Em.ma (Emanuele Macaluso)

Mercoledì, sul "Corriere della Sera", Francesco Merlo ha preso per il culo (e ha fatto bene) tanti esponenti del centrosinistra che, per il referendum sull'articolo 18 non riescono a dire né Sì, né No, e si impappinano, pronunciando ridicole locuzioni in cui c'è tutto e il contrario di tutto. Dovrebbe essere ovvio, per chi ritiene un progresso per i lavoratori e il paese l'estensione dell'art. 18 alle piccole aziende, votare Sì; e per chi pensa il contrario votare No. Punto e basta. A meno che non si ritenga politicamente e socialmente sbagliato il quesito, e in questo caso si può rifiutarlo. Infatti la legge prescrive un quorum per la validità del referendum: il 50% degli aventi diritto al voto.

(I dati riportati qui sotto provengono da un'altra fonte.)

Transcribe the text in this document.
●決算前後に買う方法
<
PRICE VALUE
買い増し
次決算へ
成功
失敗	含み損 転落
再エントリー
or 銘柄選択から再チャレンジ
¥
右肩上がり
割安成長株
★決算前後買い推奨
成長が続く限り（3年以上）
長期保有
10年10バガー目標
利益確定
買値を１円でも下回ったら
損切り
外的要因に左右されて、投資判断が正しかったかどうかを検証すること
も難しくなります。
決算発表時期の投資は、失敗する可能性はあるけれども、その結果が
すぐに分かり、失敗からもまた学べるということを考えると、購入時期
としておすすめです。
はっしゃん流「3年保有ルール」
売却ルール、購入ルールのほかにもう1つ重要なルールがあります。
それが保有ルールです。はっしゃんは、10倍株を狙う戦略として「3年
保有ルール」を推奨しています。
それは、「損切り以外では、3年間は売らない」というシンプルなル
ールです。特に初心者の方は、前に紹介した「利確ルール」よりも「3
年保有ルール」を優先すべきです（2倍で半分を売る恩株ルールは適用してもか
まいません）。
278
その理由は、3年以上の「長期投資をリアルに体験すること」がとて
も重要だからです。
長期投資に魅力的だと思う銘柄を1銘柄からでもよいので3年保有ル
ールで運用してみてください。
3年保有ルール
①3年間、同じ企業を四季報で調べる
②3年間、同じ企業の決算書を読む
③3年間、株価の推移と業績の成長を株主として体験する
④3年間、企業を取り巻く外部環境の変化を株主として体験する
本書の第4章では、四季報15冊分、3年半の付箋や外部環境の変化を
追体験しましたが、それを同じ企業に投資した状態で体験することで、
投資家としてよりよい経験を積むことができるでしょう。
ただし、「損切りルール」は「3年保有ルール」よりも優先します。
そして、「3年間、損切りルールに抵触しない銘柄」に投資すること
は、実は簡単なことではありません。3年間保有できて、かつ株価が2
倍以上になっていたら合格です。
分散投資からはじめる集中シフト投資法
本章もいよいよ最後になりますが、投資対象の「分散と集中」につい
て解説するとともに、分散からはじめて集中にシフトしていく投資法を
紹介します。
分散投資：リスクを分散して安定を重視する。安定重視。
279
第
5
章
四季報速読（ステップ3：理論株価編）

Quindi un rifiuto politico combattente e organizzato, non per andare al mare, ma per sviluppare una campagna motivata. Vuole fare questa proposta il segretario dei Ds? Lo dica, proponga un accordo alla Margherita, lo Sdi, l'Udeur e le altre forze. Le organizzazioni sociali del ceto medio sono su tali posizioni. Potrebbe esserlo la maggioranza dei sindacati; anche nella Cgil una parte rifiuta il referendum. Un largo fronte del no può esprimersi con un no al quesito. Vogliamo tentare?